IE 11 is not supported. For an optimal experience visit our site on another browser.

The (revised) George W. Bush legacy

New polls show that George W. Bush is not as unpopular now as when he left office.
From left, Baylor President Ken Starr, former President George W. Bush and his wife Laura stand during the playing of the national anthem before a second-round game against Florida State in the women's NCAA college basketball tournament, Tuesday, March...
From left, Baylor President Ken Starr, former President George W. Bush and his wife Laura stand during the playing of the national anthem before a second...

New polls show that George W. Bush is not as unpopular now as when he left office. That bodes well for a public examination of his legacy but it’s difficult to look back on his presidency as something other than a preventable catastrophe. Thursday’s opening of the his Presidential Library and Museum in Dallas offers an opportunity to review his time in office, and while Bush professes a blithe unconcern with how history will judge him, a defensiveness about his presidency pervades a central feature of his new museum.

"There's no need to defend myself,” Bush said recently. “I did what I did and ultimately history will judge.”

That could stand as a slogan for the museum, says Brenden Miniter, senior editorial director of the George W. Bush Institute.

“The guiding principle in putting this museum together was just put the facts out there, pretty boldly, pretty directly, and let them speak for themselves and let visitors come to their own conclusions on the events that shaped the years that President Bush was in the White House,” said Miniter.

The worldview that the Bush presidency was passively shaped by events comes across in the museum like a petulant whine: You think you can do better?
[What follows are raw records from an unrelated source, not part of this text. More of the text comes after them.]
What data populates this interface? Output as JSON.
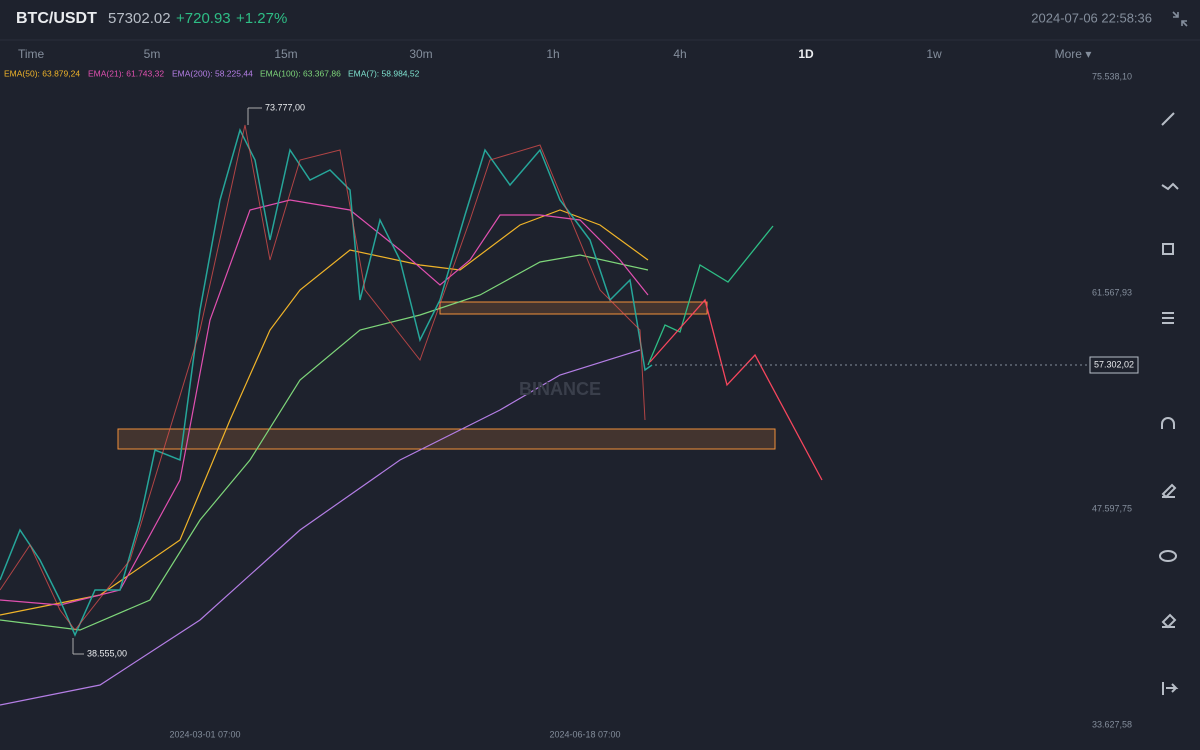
{
  "header": {
    "symbol": "BTC/USDT",
    "price": "57302.02",
    "change": "+720.93",
    "change_percent": "+1.27%",
    "datetime": "2024-07-06 22:58:36"
  },
  "timeframes": [
    "Time",
    "5m",
    "15m",
    "30m",
    "1h",
    "4h",
    "1D",
    "1w",
    "More ▾"
  ],
  "indicators": [
    "EMA(50): 63.879,24",
    "EMA(21): 61.743,32",
    "EMA(200): 58.225,44",
    "EMA(100): 63.367,86",
    "EMA(7): 58.984,52"
  ],
  "price_axis": [
    "75.538,10",
    "61.567,93",
    "47.597,75",
    "33.627,58"
  ],
  "current_price": "57.302,02",
  "annotations": {
    "high": "73.777,00",
    "low": "38.555,00"
  },
  "date_axis": [
    "2024-03-01 07:00",
    "2024-06-18 07:00"
  ],
  "watermark": "BINANCE"
}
The crown jewel in the interactive experience is "Decision Points Theater" where visitors can revisit "the decisions that I had to make and the recommendations I received," said Bush. At the “Defending Freedom Table,” you can view briefings from Bush aides and decide whether to invade Iraq or leave Saddam Hussein in power. That is a far cry from the question the former president posed after 9/11 when he said an invasion was the only way to keep the most dangerous weapons from getting into the hands of the worst people. Visions of biological weapons, yellow cake uranium, aluminum tubes and mushroom clouds ruined our sleep. To its credit, the exhibit has the decency to admit that no one ever found a single weapon of mass destruction.

At another table, you can decide whether to deploy federal troops to New Orleans after Hurricane Katrina or rely on local forces.  At yet another, you can: Bail out Wall Street, or decide that the banks aren’t, in fact, too big to fail. Funding levee repairs or regulating derivatives are not offered as choices.

In its attempt to recast history by reframing the questions, this exhibit unconsciously replicates the remove with which Bush viewed his role.

“You get the information that the president had at the time, and then the press gets to come and ask, ‘What are you going to do?’ And you have this feeling of having to make a decision very quickly,” former first lady Laura Bush said about Decision Points Theater, as if the press was the pressure point instead of the issue itself. “Then you can vote and say what you would’ve done. And then George comes on the screen and says why he did what he did,” she said.

A presidential library is not a place for rigorous self-criticism, which makes it appropriate for Bush, a man who never wasted a day in contemplation of the road not taken.

“Much of my presidency was defined by things that you didn’t necessarily want to have happen,” said Bush recently.

You can’t prevent the mistakes of the past at a museum. You can’t stop Kennedy from going to Dallas at the JFK presidential library. You can’t pull out of Vietnam at the LBJ library. And you can’t stop Bill Clinton from deregulating Wall Street at his library.

Bush couldn’t have stopped a hurricane, but perhaps some of the 1,800 who died in the storm and aftermath may have been spared.

And if 9/11 was inevitable, his war of choice in Iraq, which cost the lives of 4,486 U.S. troops, was not. No matter what decision you make at his shiny new library, we’re all stuck with his legacy.